Las dos características que ennoblecen a Muhammad, que la paz sea con él, son que es el mensajero de Dios y siervo de Dios.

El Profeta trataba a los demás con humildad

El Profeta Muhammad nos habla sobre la humildad y dice:

“Allah me ha revelado que deben ser humildes unos con otros”.

No debemos sentirnos superiores y hablar a los demás como si lo fuéramos porque se es de algún país, porque se habla algún idioma, porque se tiene más dinero o por lo que sea.

En vez de tratar a las personas como si estuviéramos por encima de ellos hemos de tratarlas como si estuviéramos por debajo de ellos.

Allah dice en el Corán:

Los siervos del Misericordioso son aquéllos que caminan por la tierra humildemente y que cuando los ignorantes les dirigen la palabra, dicen: Paz.

Corán, 25:63

La humildad de los compañeros del Profeta

Los compañeros del Profeta Muhammad, que se educaron bajo el ala protectora y guía del Profeta, no se distinguían ellos de sus empleados.

Abderrahman ibn Awf, uno de los Sahaba conocidos por ser el comerciante más exitoso, y que cuando murió su herencia se dividía cortando pedazos de oro con un hacha de la riqueza que tenían, no se distinguía de sus empleados.

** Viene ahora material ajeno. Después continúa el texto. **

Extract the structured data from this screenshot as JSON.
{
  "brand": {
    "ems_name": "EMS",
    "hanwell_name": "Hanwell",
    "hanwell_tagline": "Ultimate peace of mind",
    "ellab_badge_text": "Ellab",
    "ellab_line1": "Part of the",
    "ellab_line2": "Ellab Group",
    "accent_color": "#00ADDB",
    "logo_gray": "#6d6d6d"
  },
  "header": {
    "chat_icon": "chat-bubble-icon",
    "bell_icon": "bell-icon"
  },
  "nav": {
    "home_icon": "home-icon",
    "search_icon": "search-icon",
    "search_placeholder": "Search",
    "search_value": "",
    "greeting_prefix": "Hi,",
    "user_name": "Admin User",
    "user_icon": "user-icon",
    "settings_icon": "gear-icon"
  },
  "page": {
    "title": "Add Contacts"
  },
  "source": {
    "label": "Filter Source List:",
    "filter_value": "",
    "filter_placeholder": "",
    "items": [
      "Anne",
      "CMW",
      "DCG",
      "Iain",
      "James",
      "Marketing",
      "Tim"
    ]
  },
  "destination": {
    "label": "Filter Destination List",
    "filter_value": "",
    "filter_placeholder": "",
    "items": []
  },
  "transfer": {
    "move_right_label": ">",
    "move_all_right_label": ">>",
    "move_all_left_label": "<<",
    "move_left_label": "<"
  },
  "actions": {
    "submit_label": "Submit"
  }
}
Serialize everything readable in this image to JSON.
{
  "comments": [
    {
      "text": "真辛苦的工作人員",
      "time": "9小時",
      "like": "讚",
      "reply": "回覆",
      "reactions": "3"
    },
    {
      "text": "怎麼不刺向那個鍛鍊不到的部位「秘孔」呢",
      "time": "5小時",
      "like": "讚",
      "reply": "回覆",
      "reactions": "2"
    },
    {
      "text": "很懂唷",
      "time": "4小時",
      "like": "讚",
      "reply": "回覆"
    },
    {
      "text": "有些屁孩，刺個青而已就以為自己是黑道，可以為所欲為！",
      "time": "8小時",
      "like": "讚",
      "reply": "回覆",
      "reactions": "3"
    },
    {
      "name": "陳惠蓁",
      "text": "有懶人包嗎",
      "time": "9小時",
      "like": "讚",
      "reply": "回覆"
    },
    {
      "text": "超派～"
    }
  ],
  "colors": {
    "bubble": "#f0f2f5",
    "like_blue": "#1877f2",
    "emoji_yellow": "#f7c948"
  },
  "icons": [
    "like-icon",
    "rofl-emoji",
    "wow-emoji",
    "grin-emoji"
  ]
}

Comía lo que comían sus empleados y se vestía con lo que vestían sus empleados. Cuando viajaba en una caravana y la gente la veía llegar preguntaba ¿quién es Abderrahman ibn Awf? Porque no lo podían distinguir de los camelleros.

Así de humilde era él en su comportamiento y en su trato con sus empleados.

Quiera Allah embellecernos con esta característica tan necesaria en nosotros, como musulmanes, hoy en día, de ser humildes. Y quiera Allah protegernos de esa característica tan enfermiza que es la soberbia.